Frequently Asked Questions (FAQ)
- Does Spoke work without an internet connection?
Yes, Spoke's core speech-to-text transcription operates 100% offline after the initial model download. No internet connection is required for basic dictation. AI Skills require internet only if using cloud providers like OpenAI or Anthropic. - Is my voice data stored or sent to servers?
No. Spoke processes all microphone audio locally on your Mac using CoreML. The audio is immediately discarded after transcription. Only if you actively use an AI Skill is the transcribed text (never the audio) sent to your chosen provider via your API key. - What Macs are compatible with Spoke?
Spoke requires macOS Sonoma (14+) and a Mac with Apple Silicon (M-series chips) for optimal performance of its local CoreML model. It does not support Intel Macs or older macOS versions. - Can I use my own AI API keys with Spoke?

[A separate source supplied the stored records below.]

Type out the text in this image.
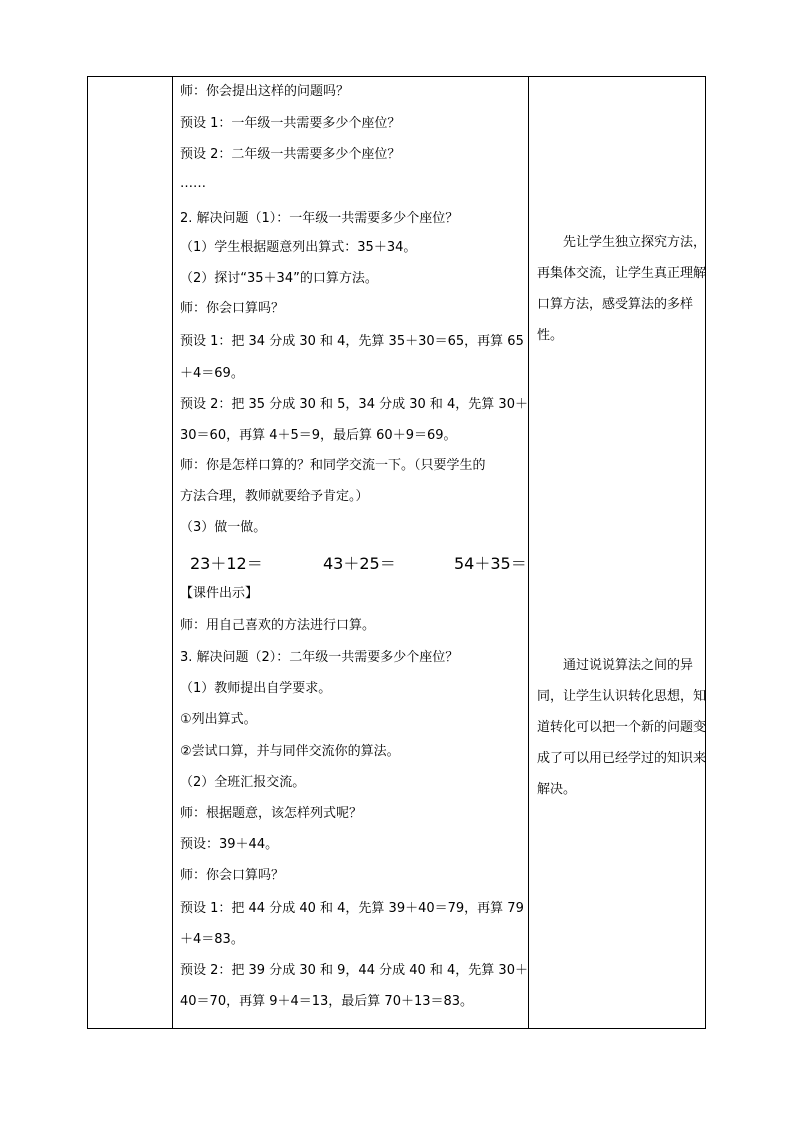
师：你会提出这样的问题吗？
预设 1：一年级一共需要多少个座位？
预设 2：二年级一共需要多少个座位？
……
2. 解决问题（1）：一年级一共需要多少个座位？
（1）学生根据题意列出算式：35＋34。
（2）探讨“35＋34”的口算方法。
师：你会口算吗？
预设 1：把 34 分成 30 和 4，先算 35＋30＝65，再算 65
＋4＝69。
预设 2：把 35 分成 30 和 5，34 分成 30 和 4，先算 30＋
30＝60，再算 4＋5＝9，最后算 60＋9＝69。
师：你是怎样口算的？和同学交流一下。（只要学生的
方法合理，教师就要给予肯定。）
（3）做一做。
23＋12＝	43＋25＝	54＋35＝
【课件出示】
师：用自己喜欢的方法进行口算。
3. 解决问题（2）：二年级一共需要多少个座位？
（1）教师提出自学要求。
①列出算式。
②尝试口算，并与同伴交流你的算法。
（2）全班汇报交流。
师：根据题意，该怎样列式呢？
预设：39＋44。
师：你会口算吗？
预设 1：把 44 分成 40 和 4，先算 39＋40＝79，再算 79
＋4＝83。
预设 2：把 39 分成 30 和 9，44 分成 40 和 4，先算 30＋
40＝70，再算 9＋4＝13，最后算 70＋13＝83。

先让学生独立探究方法，再集体交流，让学生真正理解口算方法，感受算法的多样性。

通过说说算法之间的异同，让学生认识转化思想，知道转化可以把一个新的问题变成了可以用已经学过的知识来解决。
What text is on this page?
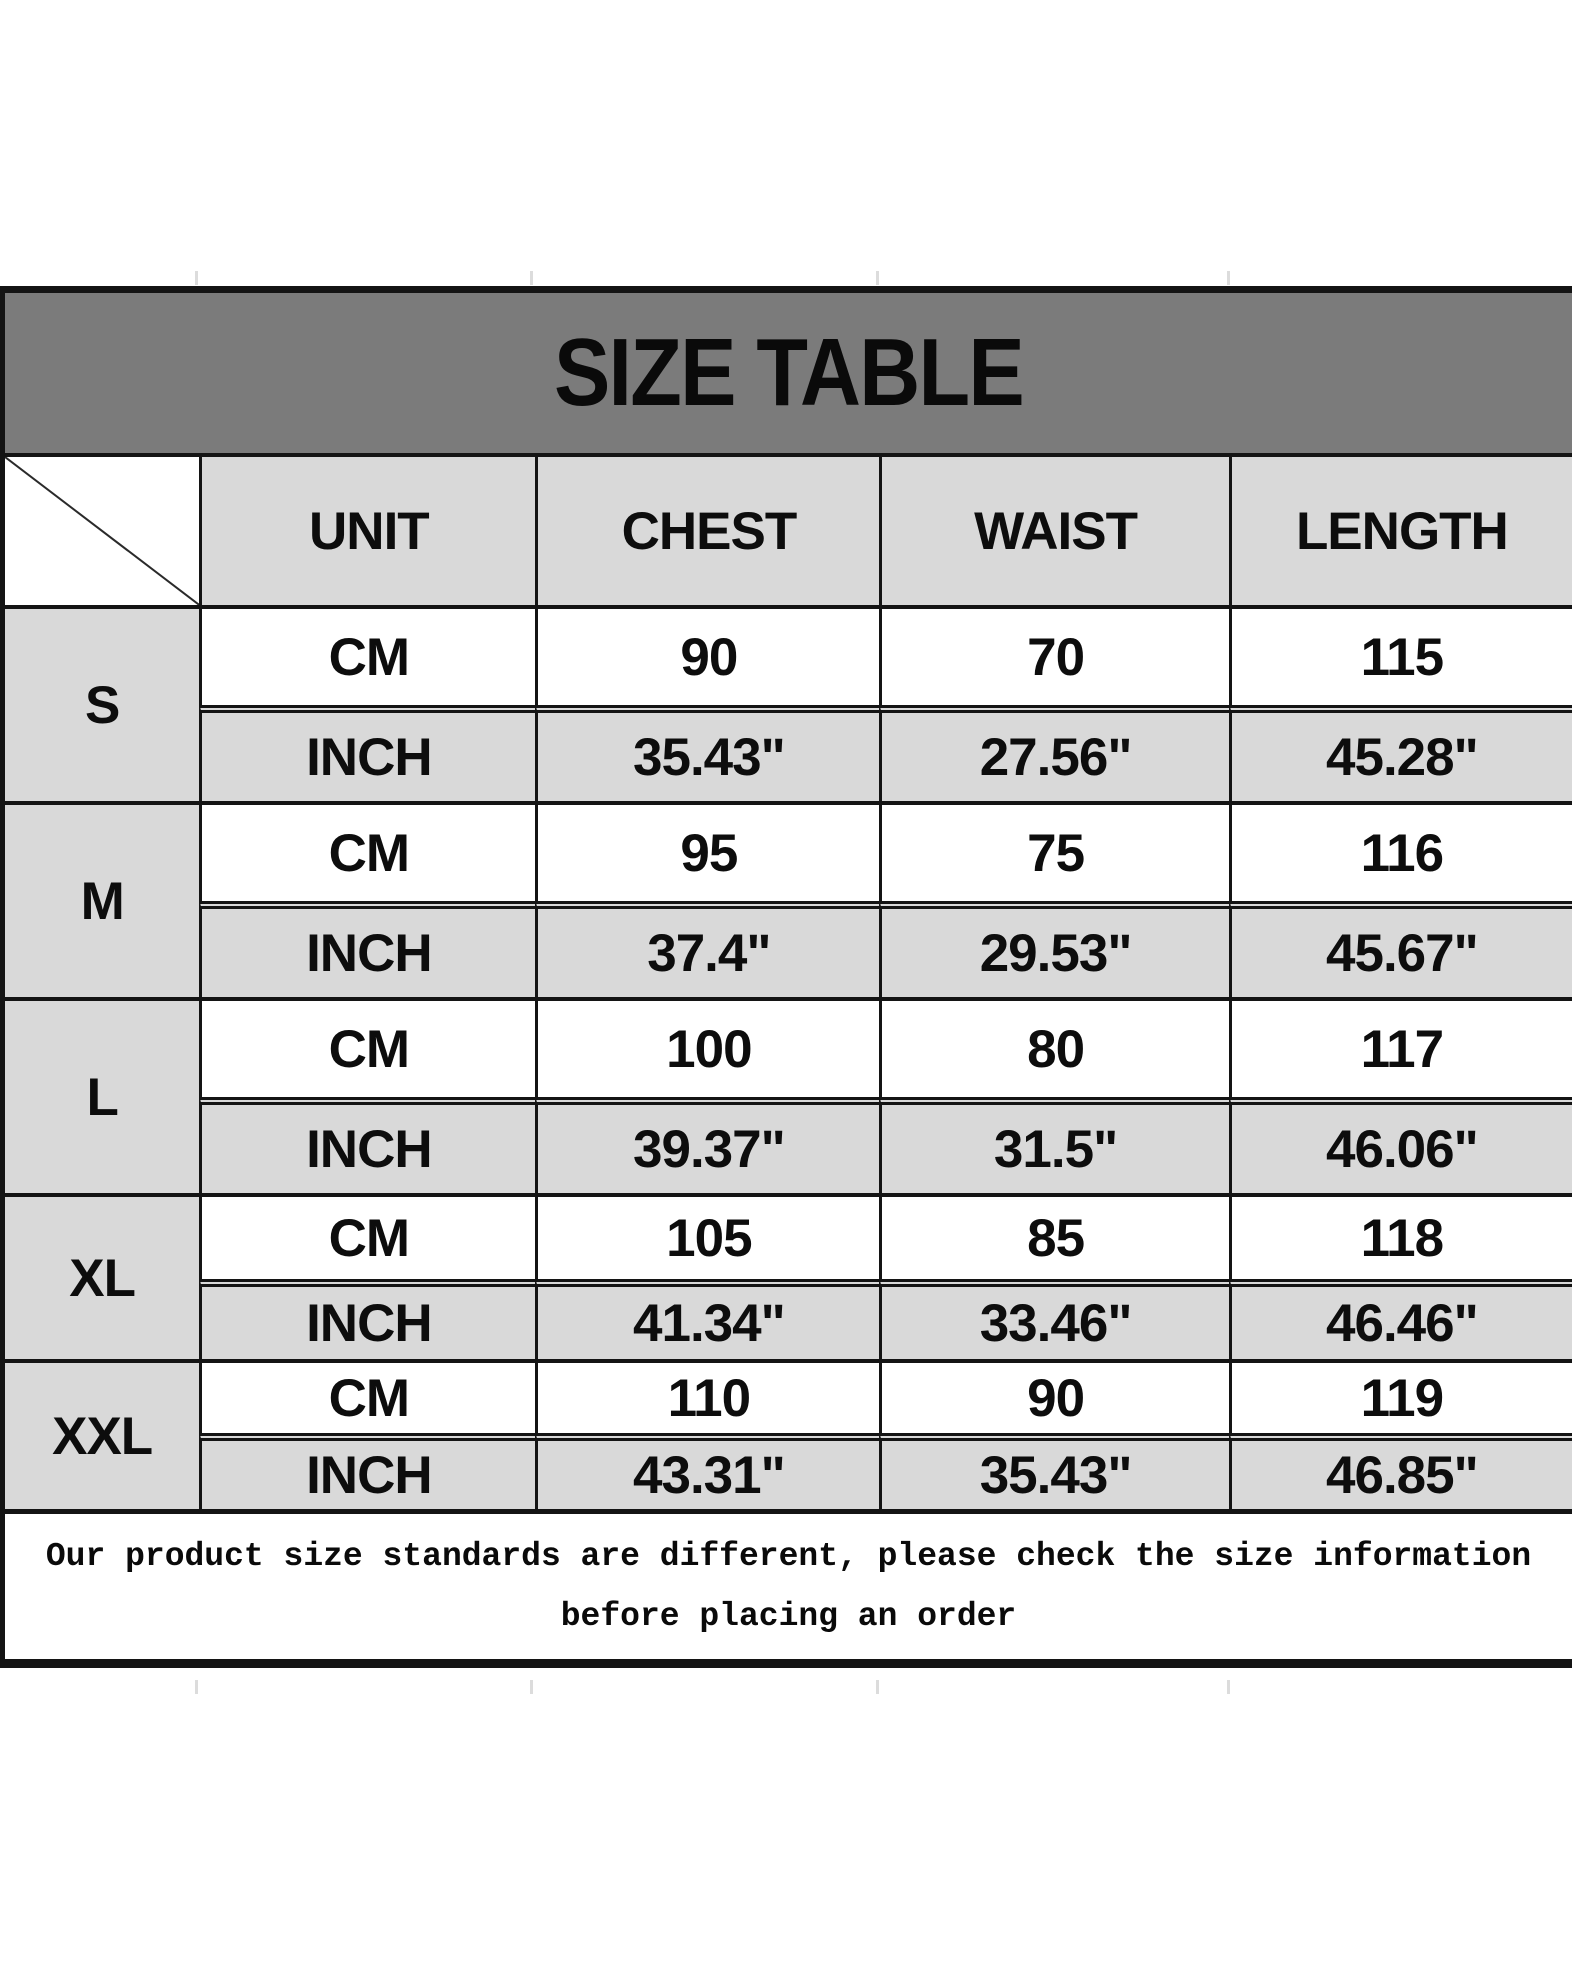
SIZE TABLE
UNIT	CHEST	WAIST	LENGTH
S
CM	90	70	115
INCH	35.43"	27.56"	45.28"
M
CM	95	75	116
INCH	37.4"	29.53"	45.67"
L
CM	100	80	117
INCH	39.37"	31.5"	46.06"
XL
CM	105	85	118
INCH	41.34"	33.46"	46.46"
XXL
CM	110	90	119
INCH	43.31"	35.43"	46.85"
Our product size standards are different, please check the size information
before placing an order
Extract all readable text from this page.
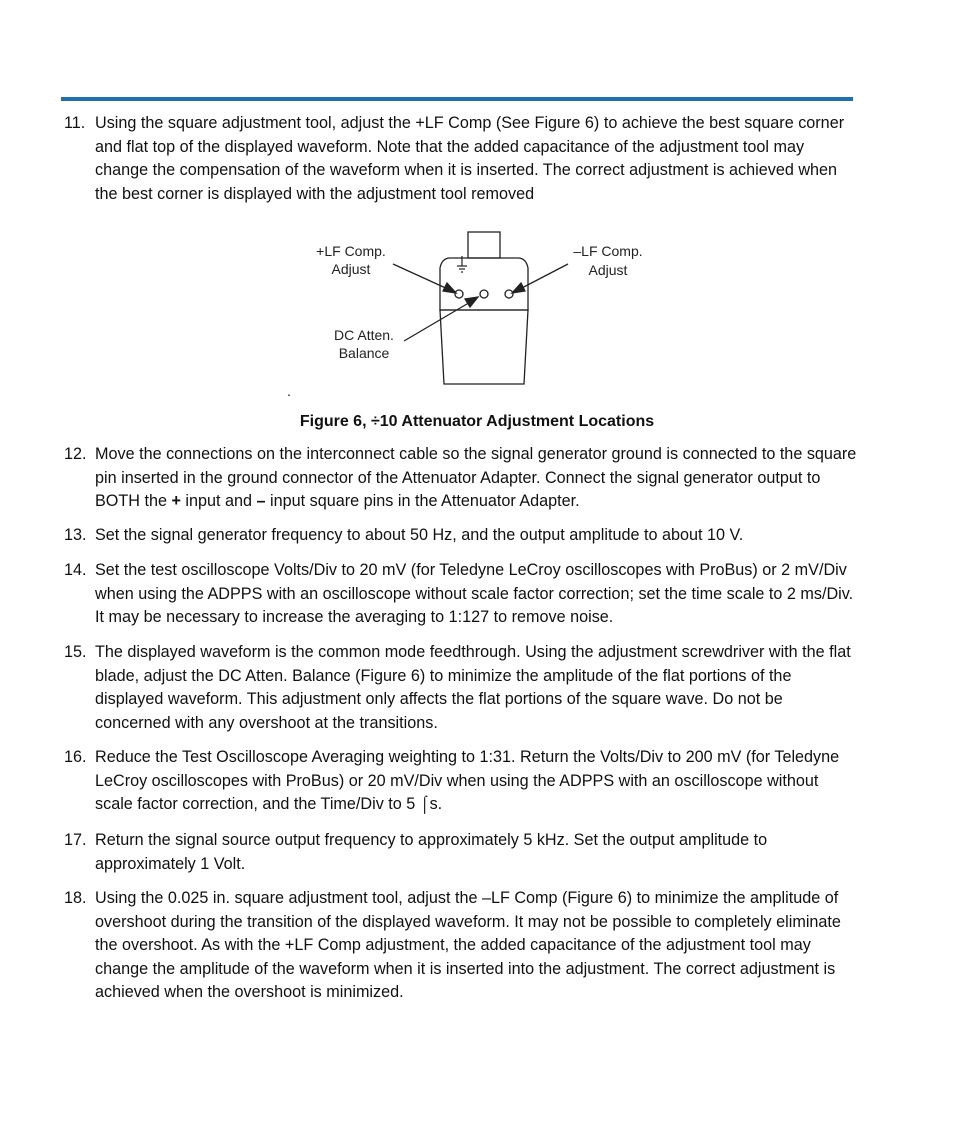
11. Using the square adjustment tool, adjust the +LF Comp (See Figure 6) to achieve the best square corner and flat top of the displayed waveform. Note that the added capacitance of the adjustment tool may change the compensation of the waveform when it is inserted. The correct adjustment is achieved when the best corner is displayed with the adjustment tool removed
+LF Comp.
Adjust
–LF Comp.
Adjust
DC Atten.
Balance
.
Figure 6, ÷10 Attenuator Adjustment Locations
12. Move the connections on the interconnect cable so the signal generator ground is connected to the square pin inserted in the ground connector of the Attenuator Adapter. Connect the signal generator output to BOTH the + input and – input square pins in the Attenuator Adapter.
13. Set the signal generator frequency to about 50 Hz, and the output amplitude to about 10 V.
14. Set the test oscilloscope Volts/Div to 20 mV (for Teledyne LeCroy oscilloscopes with ProBus) or 2 mV/Div when using the ADPPS with an oscilloscope without scale factor correction; set the time scale to 2 ms/Div. It may be necessary to increase the averaging to 1:127 to remove noise.
15. The displayed waveform is the common mode feedthrough. Using the adjustment screwdriver with the flat blade, adjust the DC Atten. Balance (Figure 6) to minimize the amplitude of the flat portions of the displayed waveform. This adjustment only affects the flat portions of the square wave. Do not be concerned with any overshoot at the transitions.
16. Reduce the Test Oscilloscope Averaging weighting to 1:31. Return the Volts/Div to 200 mV (for Teledyne LeCroy oscilloscopes with ProBus) or 20 mV/Div when using the ADPPS with an oscilloscope without scale factor correction, and the Time/Div to 5 ⌠s.
17. Return the signal source output frequency to approximately 5 kHz. Set the output amplitude to approximately 1 Volt.
18. Using the 0.025 in. square adjustment tool, adjust the –LF Comp (Figure 6) to minimize the amplitude of overshoot during the transition of the displayed waveform. It may not be possible to completely eliminate the overshoot. As with the +LF Comp adjustment, the added capacitance of the adjustment tool may change the amplitude of the waveform when it is inserted into the adjustment. The correct adjustment is achieved when the overshoot is minimized.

Absolutely. Spoke integrates directly with OpenAI, Anthropic, Google Gemini, or local Ollama models using your own API keys. Your keys and data are never stored or proxied by Spoke's servers. - How accurate is Spoke's transcription compared to alternatives?
Spoke's optimized on-device model achieves a 6.34% word error rate (WER), outperforming larger models like Whisper Large V3 (~7.4% WER) in its weight class. It supports 25 European languages with auto-detection, offering best-in-class accuracy for offline transcription.